Where love is absent, God is absent (Bonus Post)

A companion blog to Season 4 Episode 12 of the Accidental Tomatoes Podcast
The following was shared with the Welch Charge of the United Methodist Church in McDowell County, WV, as a Maundy Thursday reflection for Holy Week 2023. This reflection is the basis for our conversation on Season 4, Episode 12 of the Accidental Tomatoes Podcast, available here on our website or wherever you stream podcasts.
Fr. Ernesto Cardenal gathered together his parishioners, a group of poor, rural Nicaraguan farmers, for Maundy Thursday Mass and a discussion on the night’s Gospel lesson – Jesus washing the disciples’ feet and giving them the Love Commandment.
One of those present, named Elvis, an uneducated man with no theological training, gave the most profound theological insight into the text: “As long as we have a divided society, as long as there are class distinctions, [Jesus] is not there,” he said. “And they’re going to be looking for him without finding him. But if we obey the new commandment, then we’ve got him with us.”
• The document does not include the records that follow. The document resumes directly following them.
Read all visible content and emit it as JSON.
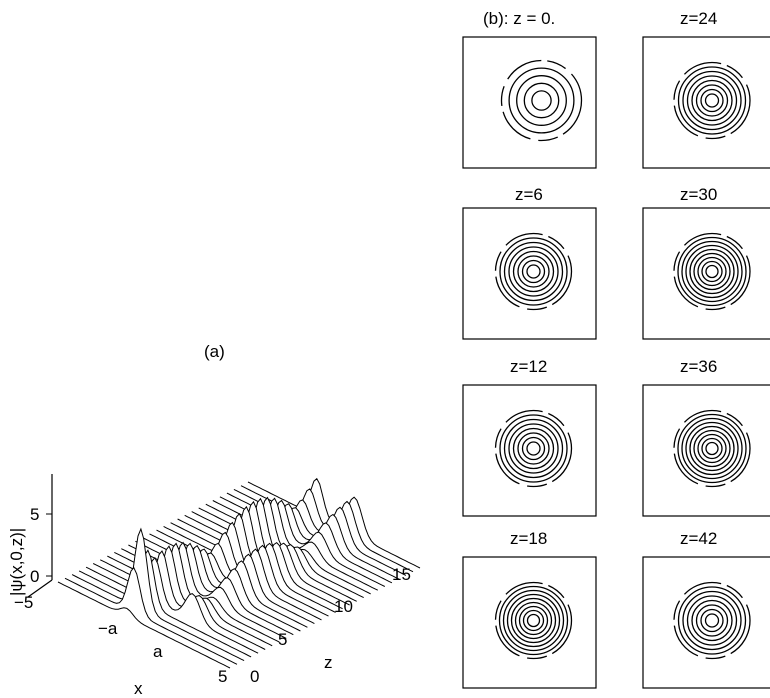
{
  "panel_a": {
    "label": "(a)",
    "z_axis_label": "|ψ(x,0,z)|",
    "x_axis_label": "x",
    "z_ticks": [
      "0",
      "5"
    ],
    "x_ticks": [
      "−5",
      "−a",
      "a",
      "5"
    ],
    "depth_axis_label": "z",
    "depth_ticks": [
      "0",
      "5",
      "10",
      "15"
    ]
  },
  "panel_b": {
    "titles": [
      "(b): z = 0.",
      "z=24",
      "z=6",
      "z=30",
      "z=12",
      "z=36",
      "z=18",
      "z=42"
    ]
  }
}
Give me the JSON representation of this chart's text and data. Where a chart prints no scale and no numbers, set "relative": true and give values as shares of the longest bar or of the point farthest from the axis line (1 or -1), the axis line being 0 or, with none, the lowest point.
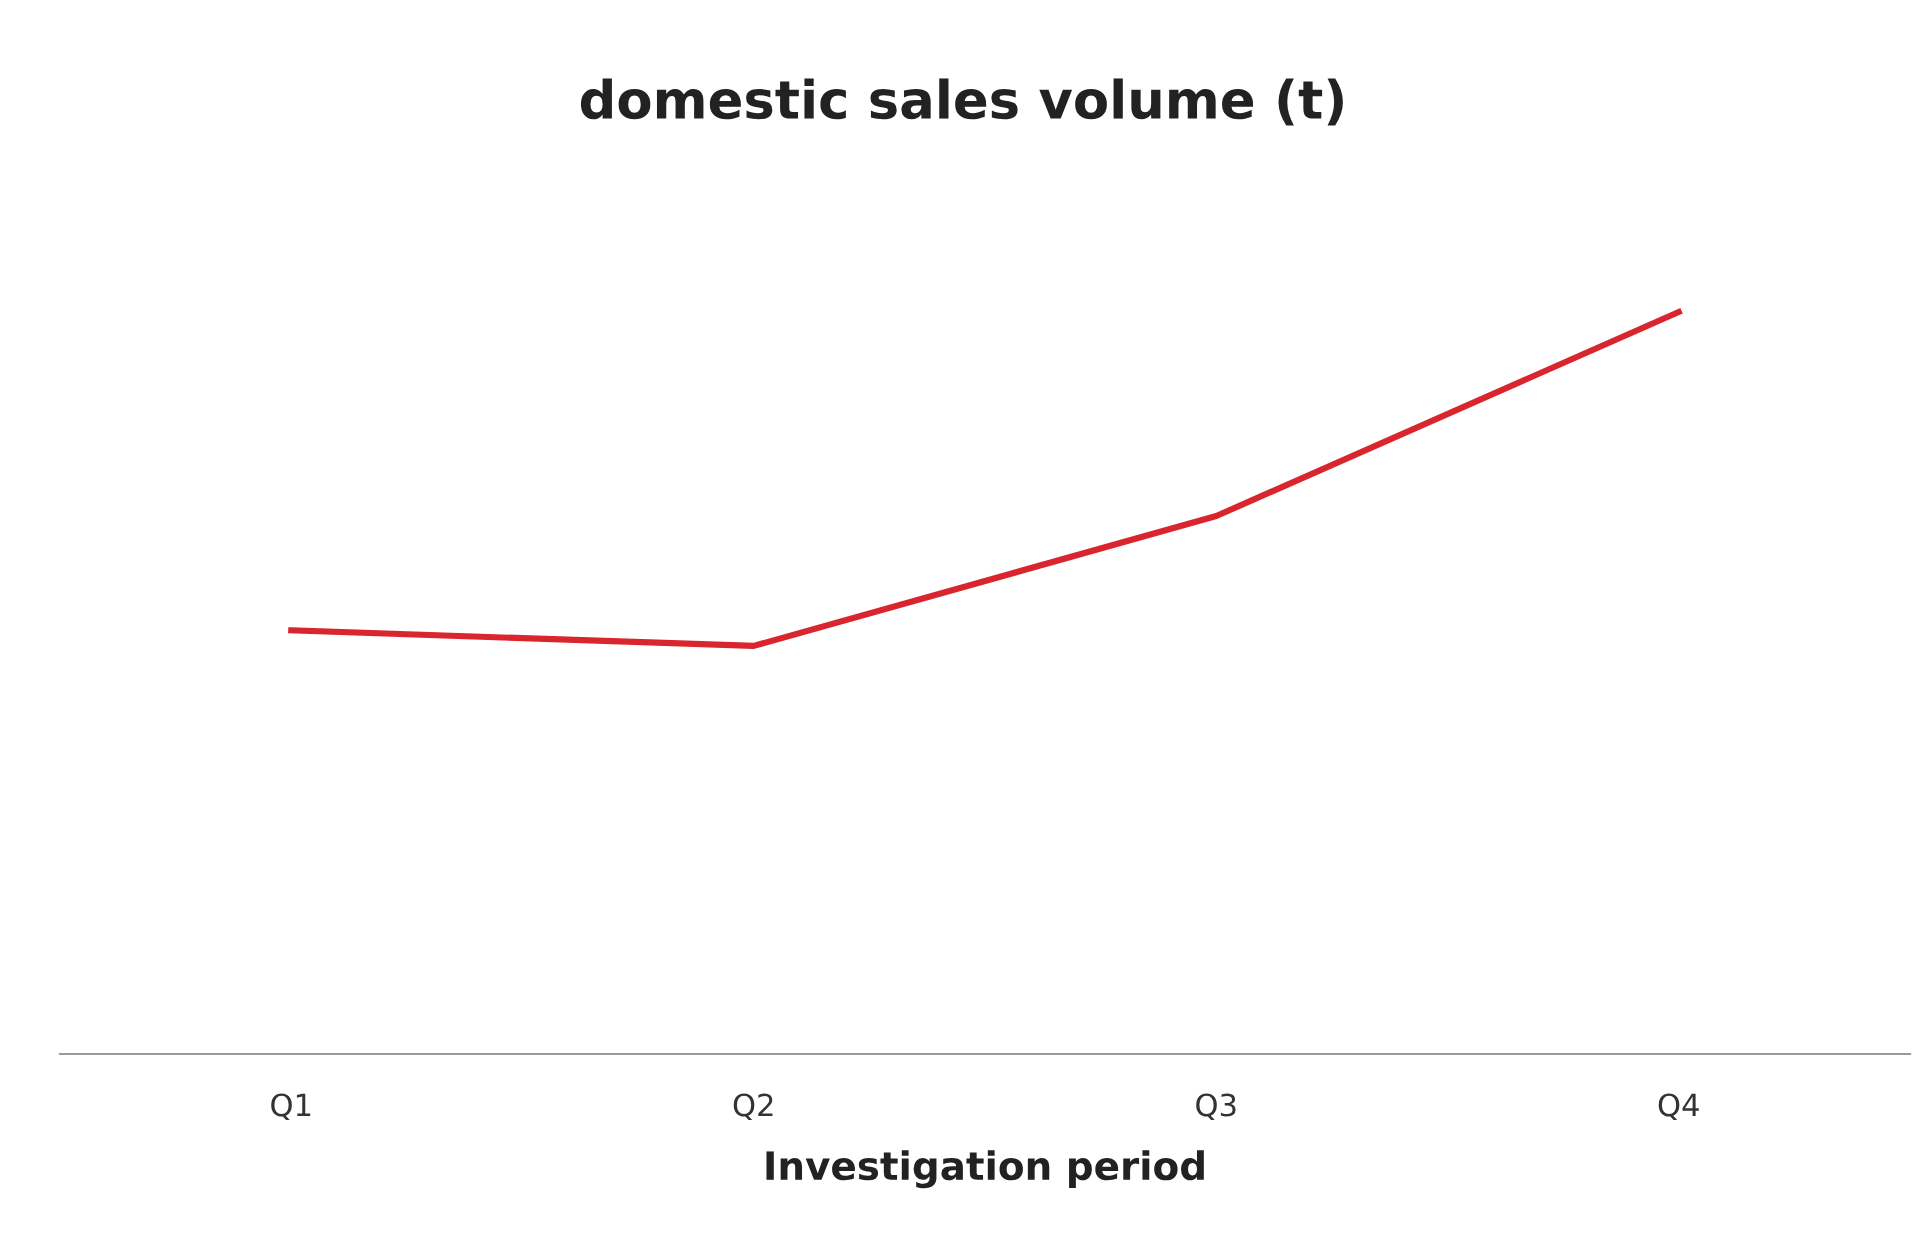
{
  "chart_data": {
    "type": "line",
    "title": "domestic sales volume (t)",
    "xlabel": "Investigation period",
    "categories": [
      "Q1",
      "Q2",
      "Q3",
      "Q4"
    ],
    "series": [
      {
        "color": "#d9262e",
        "values": [
          0.571,
          0.55,
          0.725,
          1
        ]
      }
    ],
    "relative": true,
    "grid": false,
    "legend": false,
    "marker": "none",
    "line_style": "solid"
  }
}
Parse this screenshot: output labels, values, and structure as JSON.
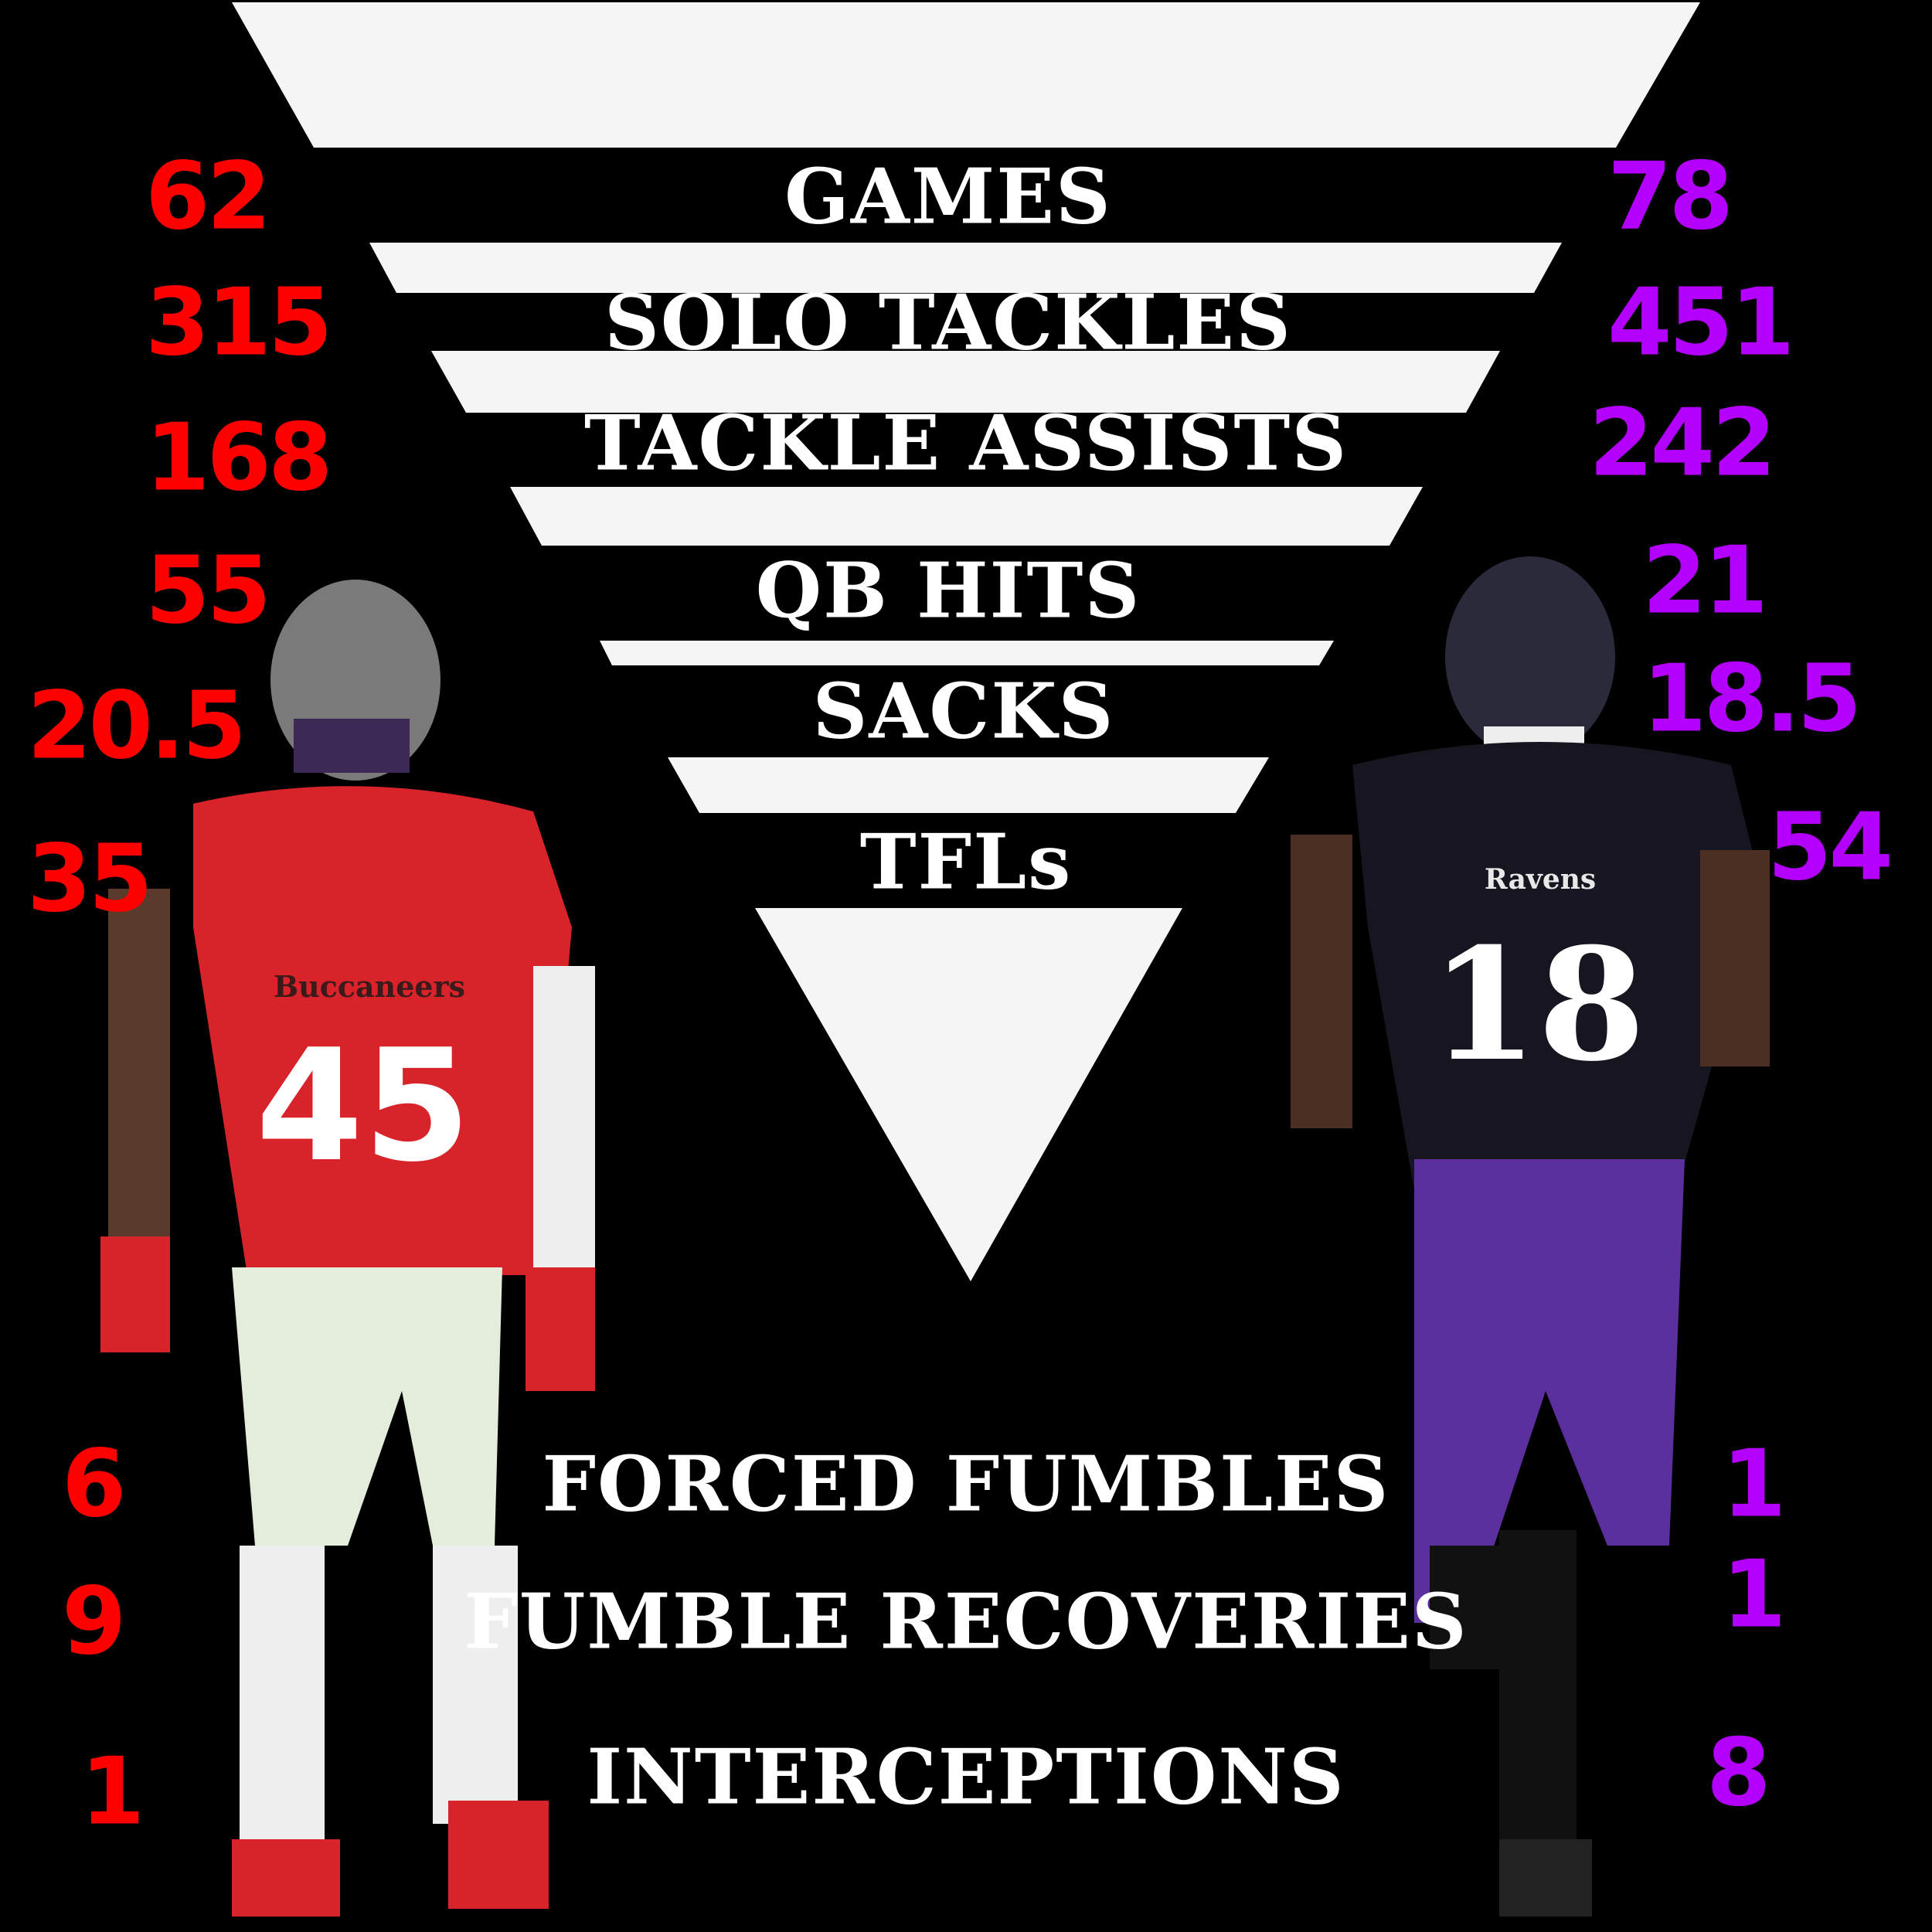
{
  "colors": {
    "left_player": "#ff0000",
    "right_player": "#b400ff",
    "background": "#000000",
    "shapes": "#f5f5f5"
  },
  "stats": [
    {
      "label": "GAMES",
      "left": "62",
      "right": "78"
    },
    {
      "label": "SOLO TACKLES",
      "left": "315",
      "right": "451"
    },
    {
      "label": "TACKLE ASSISTS",
      "left": "168",
      "right": "242"
    },
    {
      "label": "QB HITS",
      "left": "55",
      "right": "21"
    },
    {
      "label": "SACKS",
      "left": "20.5",
      "right": "18.5"
    },
    {
      "label": "TFLs",
      "left": "35",
      "right": "54"
    },
    {
      "label": "FORCED FUMBLES",
      "left": "6",
      "right": "1"
    },
    {
      "label": "FUMBLE RECOVERIES",
      "left": "9",
      "right": "1"
    },
    {
      "label": "INTERCEPTIONS",
      "left": "1",
      "right": "8"
    }
  ],
  "players": {
    "left": {
      "team": "Buccaneers",
      "jersey": "45",
      "image": "player-photo-red-45"
    },
    "right": {
      "team": "Ravens",
      "jersey": "18",
      "image": "player-photo-purple-18"
    }
  }
}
Indeed, when we love one another Jesus is present. When we love one another divisions begin to break down. Walls are smashed through. Boundaries are crossed.
It is only when we fail to love one another that we experience God’s absence, because God is love. Therefore, if we fail to love, we fail to follow the One who demonstrates love for us by taking the form of a servant and kneeling to wash our feet.
If we fail to love we fail to follow the One who demonstrates love for us by entering into our suffering, experiencing our pain, and transforming it.
When we fail to love, we fail to follow Jesus to the cross.
On this night prior to his state-sanctioned murder on trumped-up charges of sedition, Jesus indeed is fomenting revolution among his followers. But not a revolution seeking to violently overthrow those in power. No, this is a love revolution that subverts cultural normalcies and societal fallacies. A revolution of the heart that brings humanity together with God and one another.
A spiritual, nonviolent uprising that forms beloved community.
In our current climate of extreme political and social division, where hate seems to be winning, it’s difficult to see any trace of love. Difficult to see any trace of God, because where there is no love, God isn’t present.
And as long as we keep seeking to find God without the love of God overflowing within us, our search will continue to be futile, and our society will continue to traverse the road to perdition paved with our own hatred for one another.
That’s why it’s imperative that we who follow the Galilean Healer take to heart his command to love one another. It is by doing this that we shall spark a societal revolution and enact a new social reality rooted in Jesus’s love for us and the entirety of creation.
A new society rooted in communal love rather than fear and hate.
Then we shall find what we’re looking for. Then we shall have God with us.